Francis Dunnery’s Just Happy to be Alive
It took a lifetime for Jerry Garcia to exorcise his demons. At age 28, Francis Dunnery is already there.
For Dunnery, who fronted the U.K. group It Bites in the ’80s and now has a blooming solo career, waking up in the morning with a positive spin on life is a major accomplishment.
That he’s alive is a miracle.
“The last night I drank,” Dunnery said recently, pausing for a moment, “I had a gun put to my head and I was smoking crack on Hollywood Boulevard, out of my brains on whiskey, crack and crystal meth.
“It scared the living shit out of me. That was the moment in my life where I went, ‘Something’s gotta change.’ Up until then, I was so sick and didn’t even know I was sick.”
Now part of a fellowship he does not want to name, Dunnery said he has come to terms with his problems.
“I kind of learned from some beautiful people a couple of things that were wrong with me,” he said. “I realized that the alcohol and the drugs were just a symptom. The symptom became a problem, absolutely, but it was still just a symptom.
“I had to get rid of the symptom to get to the real stuff, which is really a spiritual sickness. They call alcohol ‘soul murder,’ and that’s what it is. I’ve learned some incredible things, and I’ve been walking forward ever since.”
Part of that journey is “Tall Blonde Helicopter,” Dunnery’s second Atlantic album, produced by Richard Dodd (Traveling Wilburys, Tom Petty) and set for a Sept. 5 release. The singer, songwriter and guitarist, who played on Robert Plant’s “Fate of Nations” tour in 1993, is at his heart-on-the-sleeve, reflective best on such tracks as “The Way Things Are,” “In My Dreams” and “I Believe I Can Change My World.”
Dunnery said “Tall Blonde Helicopter,” in which he adopts an instantly accessible acoustic stance, is just further proof of his growth from his ’94 debut LP “Fearless.”
“The overall thing I’m talking about on this album is change,” he said. “It’s a change up, a change for the better.”
One of his boldest statements is in the track “I Don’t Want to Be Alternative.” Dunnery said no one was pigeonholing his sound; he was his own worst enemy.
“I was always trying to be a part of something,” he said. “I remember I had a terrible time during the ’80s with that hair rock stuff.
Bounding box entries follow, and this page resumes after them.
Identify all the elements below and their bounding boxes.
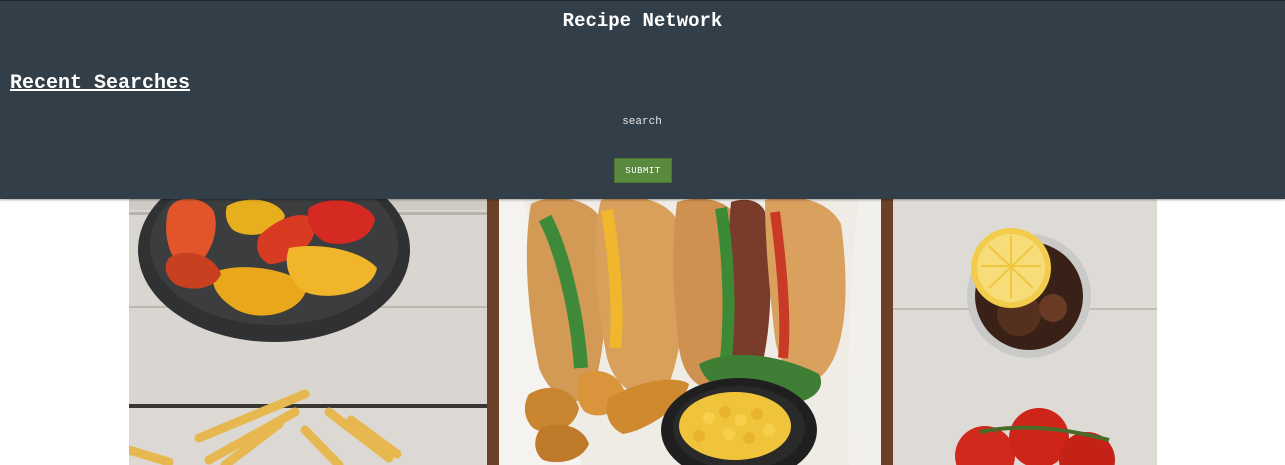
food-photo [129,198,1157,465]
search-input[interactable] [542,112,742,132]
recent-searches-link[interactable]: Recent Searches [10,72,190,95]
hero-food-image [129,198,1157,465]
submit-button[interactable]: SUBMIT [614,158,672,183]
top-bar: Recipe Network Recent Searches SUBMIT [0,0,1285,199]
app-title: Recipe Network [562,10,723,32]
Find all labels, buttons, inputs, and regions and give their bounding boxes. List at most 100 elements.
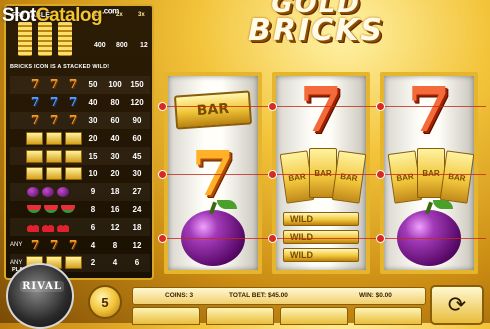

When it was fashionable, I didn’t understand it and it was very frustrating for me.
“People would always say to me, ‘Whoa, your songs are weird, like why don’t you do a rock song, man?’ But I didn’t understand it. … I just want to fit in, that’s what I’m saying. I don’t want to be alternative. I just want to be a part of you, a part of everybody, a part of nature.”
Garcia’s death Aug. 9, after years of battling heroin addiction, is a lesson for all to learn, Dunnery said.
“What happened to him, it’s very sad and very predictable,” he said. “The same with Kurt Cobain. I know the disease that I have and it ain’t fucking around with me one bit. It fills me with self-pity, attacks me in the ego.”